Spring is here. The birds are chirping, the grass is green, and mathematics just revealed to researchers how the ruffled edges of an asiatic lily help it bloom.
Researchers used observation and experimentation to measure growth and find what growth was imperative for the flower to bloom. Through using a mathematical process they were able to characterize their findings by quantifying, generalizing, and synthesizing their observations. Until recently, it was popular belief that the midrib in each petal caused the flower to bloom, but math revealed the growth and ruffling of the petal edges is what allows the bud to burst into the elegant, curvy flower. Principal investigator L. Mahadevan of Harvard’s School of Engineering and Applied Sciences (SEAS) says, the question of how the lily blooms “is just one more small instance of being inspired by and curious about the natural world around us, a subject that fascinates us all, child and adult alike.”

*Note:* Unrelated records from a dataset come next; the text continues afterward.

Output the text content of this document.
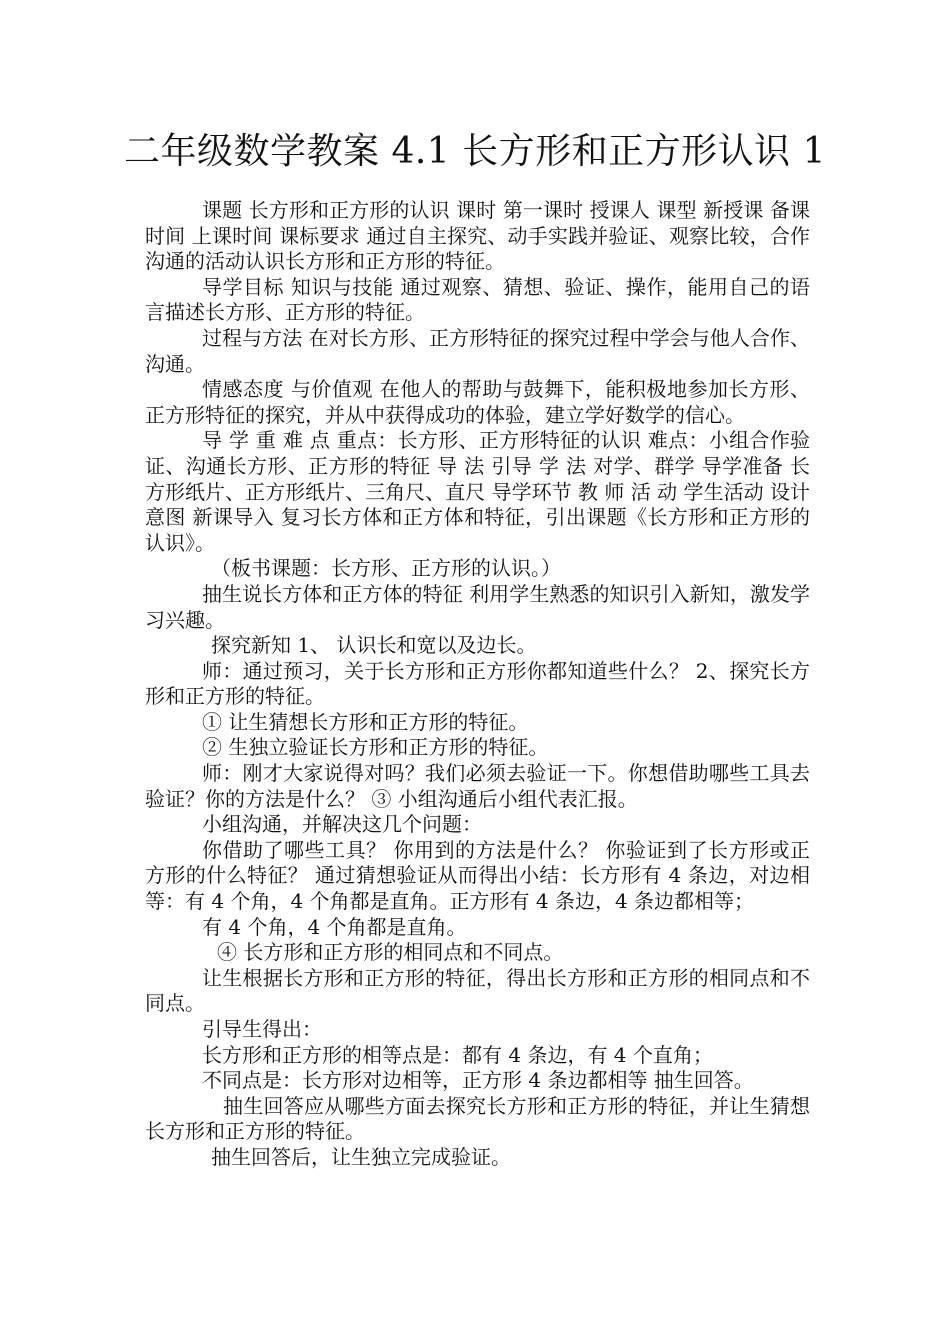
二年级数学教案 4.1 长方形和正方形认识 1

课题 长方形和正方形的认识 课时 第一课时 授课人 课型 新授课 备课时间 上课时间 课标要求 通过自主探究、动手实践并验证、观察比较，合作沟通的活动认识长方形和正方形的特征。

导学目标 知识与技能 通过观察、猜想、验证、操作，能用自己的语言描述长方形、正方形的特征。

过程与方法 在对长方形、正方形特征的探究过程中学会与他人合作、沟通。

情感态度 与价值观 在他人的帮助与鼓舞下，能积极地参加长方形、正方形特征的探究，并从中获得成功的体验，建立学好数学的信心。

导 学 重 难 点 重点：长方形、正方形特征的认识 难点：小组合作验证、沟通长方形、正方形的特征 导 法 引导 学 法 对学、群学 导学准备 长方形纸片、正方形纸片、三角尺、直尺 导学环节 教 师 活 动 学生活动 设计意图 新课导入 复习长方体和正方体和特征，引出课题《长方形和正方形的认识》。

（板书课题：长方形、正方形的认识。）

抽生说长方体和正方体的特征 利用学生熟悉的知识引入新知，激发学习兴趣。

探究新知 1、 认识长和宽以及边长。

师：通过预习，关于长方形和正方形你都知道些什么？ 2、探究长方形和正方形的特征。

① 让生猜想长方形和正方形的特征。

② 生独立验证长方形和正方形的特征。

师：刚才大家说得对吗？我们必须去验证一下。你想借助哪些工具去验证？你的方法是什么？ ③ 小组沟通后小组代表汇报。

小组沟通，并解决这几个问题：

你借助了哪些工具？ 你用到的方法是什么？ 你验证到了长方形或正方形的什么特征？ 通过猜想验证从而得出小结：长方形有 4 条边，对边相等：有 4 个角，4 个角都是直角。正方形有 4 条边，4 条边都相等；

有 4 个角，4 个角都是直角。

④ 长方形和正方形的相同点和不同点。

让生根据长方形和正方形的特征，得出长方形和正方形的相同点和不同点。

引导生得出：

长方形和正方形的相等点是：都有 4 条边，有 4 个直角；

不同点是：长方形对边相等，正方形 4 条边都相等 抽生回答。

抽生回答应从哪些方面去探究长方形和正方形的特征，并让生猜想长方形和正方形的特征。

抽生回答后，让生独立完成验证。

The fascination and the math doesn’t end with the lily. Mathematicians use fractals to make sense out of seemingly chaotic designs we find in rivers, mountains, clouds, and more. You might have wondered how tiny leaves know where to line-up on the stem of a fern or why a river bends to the right and not the left. The simple answer is nature always takes the most simple and efficient paths. Today many things that were once thought to be chaotic or undefined are now known to have very subtle but present patterns.
But why does it matter that we identify math in nature? According to experts, when we experience something, like the peaks of Mt. Everest, our brains use pattern recognition to let us know what we are seeing. So, what that means is you can leave your calculator at home and let your geometric framework do all the work for you!